The public can also follow the ACCCE on Facebook and Twitter for regular updates on objects uploaded to the website.

Assistant Commissioner Gale said the ACCCE’s world-leading Victim Identification Unit examines the most abhorrent material imaginable, frame by frame, looking for clues and commonalities.

Team Leader of Europol’s Analysis Project Twins Cathal Delaney said their ongoing initiative has so far resulted in the removal of 10 children from harm and arrest of three offenders, with authorities overseas receiving 26,000 tips, identifying 102 objects and launching several ongoing investigations.

“Europol launched Trace an Object in 2017 to use the reach of the internet to help investigators identify the victims of child sexual exploitation. Thanks to the tips received through the platform, we have so far been able to rescue with our partners ten children, victims of the most horrific kind of abuse. These children would not have been identified if it were not for Trace an Object,” Mr Delaney said.

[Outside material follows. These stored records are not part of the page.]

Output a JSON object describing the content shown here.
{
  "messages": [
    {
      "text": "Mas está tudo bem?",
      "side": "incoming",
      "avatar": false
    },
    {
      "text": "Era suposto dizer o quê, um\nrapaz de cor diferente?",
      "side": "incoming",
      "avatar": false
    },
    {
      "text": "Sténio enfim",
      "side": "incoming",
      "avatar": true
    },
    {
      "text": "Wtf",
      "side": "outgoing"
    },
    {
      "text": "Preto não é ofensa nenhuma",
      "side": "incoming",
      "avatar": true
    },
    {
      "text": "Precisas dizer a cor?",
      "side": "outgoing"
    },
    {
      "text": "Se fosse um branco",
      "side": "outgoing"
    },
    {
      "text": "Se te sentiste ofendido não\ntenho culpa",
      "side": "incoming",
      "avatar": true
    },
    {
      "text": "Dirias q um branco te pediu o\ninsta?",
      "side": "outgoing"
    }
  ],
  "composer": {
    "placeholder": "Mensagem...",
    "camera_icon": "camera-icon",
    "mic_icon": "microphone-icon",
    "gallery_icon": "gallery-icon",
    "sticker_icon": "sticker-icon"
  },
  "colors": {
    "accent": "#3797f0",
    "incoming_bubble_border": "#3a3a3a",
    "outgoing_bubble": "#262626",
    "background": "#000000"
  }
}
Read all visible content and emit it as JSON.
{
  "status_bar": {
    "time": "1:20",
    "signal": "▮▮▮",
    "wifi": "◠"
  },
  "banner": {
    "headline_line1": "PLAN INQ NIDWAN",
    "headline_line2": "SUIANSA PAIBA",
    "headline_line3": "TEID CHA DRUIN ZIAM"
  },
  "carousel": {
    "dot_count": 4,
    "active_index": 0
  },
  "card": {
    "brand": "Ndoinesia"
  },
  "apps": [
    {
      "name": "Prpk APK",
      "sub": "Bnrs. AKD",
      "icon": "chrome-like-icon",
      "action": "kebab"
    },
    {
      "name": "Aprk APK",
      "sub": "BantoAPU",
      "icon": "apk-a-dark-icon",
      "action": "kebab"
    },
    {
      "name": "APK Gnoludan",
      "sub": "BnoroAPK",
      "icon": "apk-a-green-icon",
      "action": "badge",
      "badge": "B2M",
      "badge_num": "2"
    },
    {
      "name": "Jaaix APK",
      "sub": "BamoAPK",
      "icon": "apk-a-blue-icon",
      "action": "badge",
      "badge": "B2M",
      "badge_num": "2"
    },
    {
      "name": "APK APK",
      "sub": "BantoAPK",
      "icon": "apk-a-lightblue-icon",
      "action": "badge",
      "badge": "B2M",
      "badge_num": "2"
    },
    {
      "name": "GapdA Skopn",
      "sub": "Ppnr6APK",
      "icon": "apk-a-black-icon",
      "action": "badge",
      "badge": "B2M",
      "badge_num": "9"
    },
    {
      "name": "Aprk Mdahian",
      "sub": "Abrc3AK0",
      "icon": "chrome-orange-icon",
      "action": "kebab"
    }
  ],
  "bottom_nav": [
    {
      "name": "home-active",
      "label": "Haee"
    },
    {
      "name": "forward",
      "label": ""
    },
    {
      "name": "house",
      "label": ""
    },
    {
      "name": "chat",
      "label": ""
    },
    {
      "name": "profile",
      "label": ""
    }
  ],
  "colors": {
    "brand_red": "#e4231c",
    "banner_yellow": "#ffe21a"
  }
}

“We are very excited for this project to launch outside of Europe for the very first time. We believe it will contribute to saving more children. Please help the ACCCE identify these objects. Your one piece of information could lead to the rescue of a child down the line.”

The production of child sexual abuse material is getting worse and on an industrial scale. In the early-to-mid 2000s, a child sex offender had about 1000 images, now it’s estimated to be between 10,000 to 80,000 images and videos.

In 2020, the AFP charged 191 people with 1847 alleged child abuse-related offences (between 1 January and 31 December 2020) and removed 89 children from harm.

The ACCCE is committed to stopping child exploitation and abuse and is at the centre of a collaborative national approach to combatting organised child abuse.

The ACCCE brings together specialist expertise and skills in a central hub, supporting investigations into child sexual abuse and developing prevention strategies focused on creating a safer online environment.

View the nine images at https://www.accce.gov.au/report/trace.

You can report inappropriate behaviour towards children online via the Report Abuse button at www.accce.gov.au/report.


Note to media:


The correct legal term is Child Abuse Material – the move to this wording was among amendments to Commonwealth legislation in 2019 to more accurately reflect the gravity of the crimes and the harm inflicted on victims.

Use of the phrase “child pornography” is inaccurate and benefits child sex abusers because it:

  • indicates legitimacy and compliance on the part of the victim and therefore legality on the part of the abuser; and
  • conjures images of children posing in ‘provocative’ positions, rather than suffering horrific abuse.

Every photograph or video captures an actual situation where a child has been abused.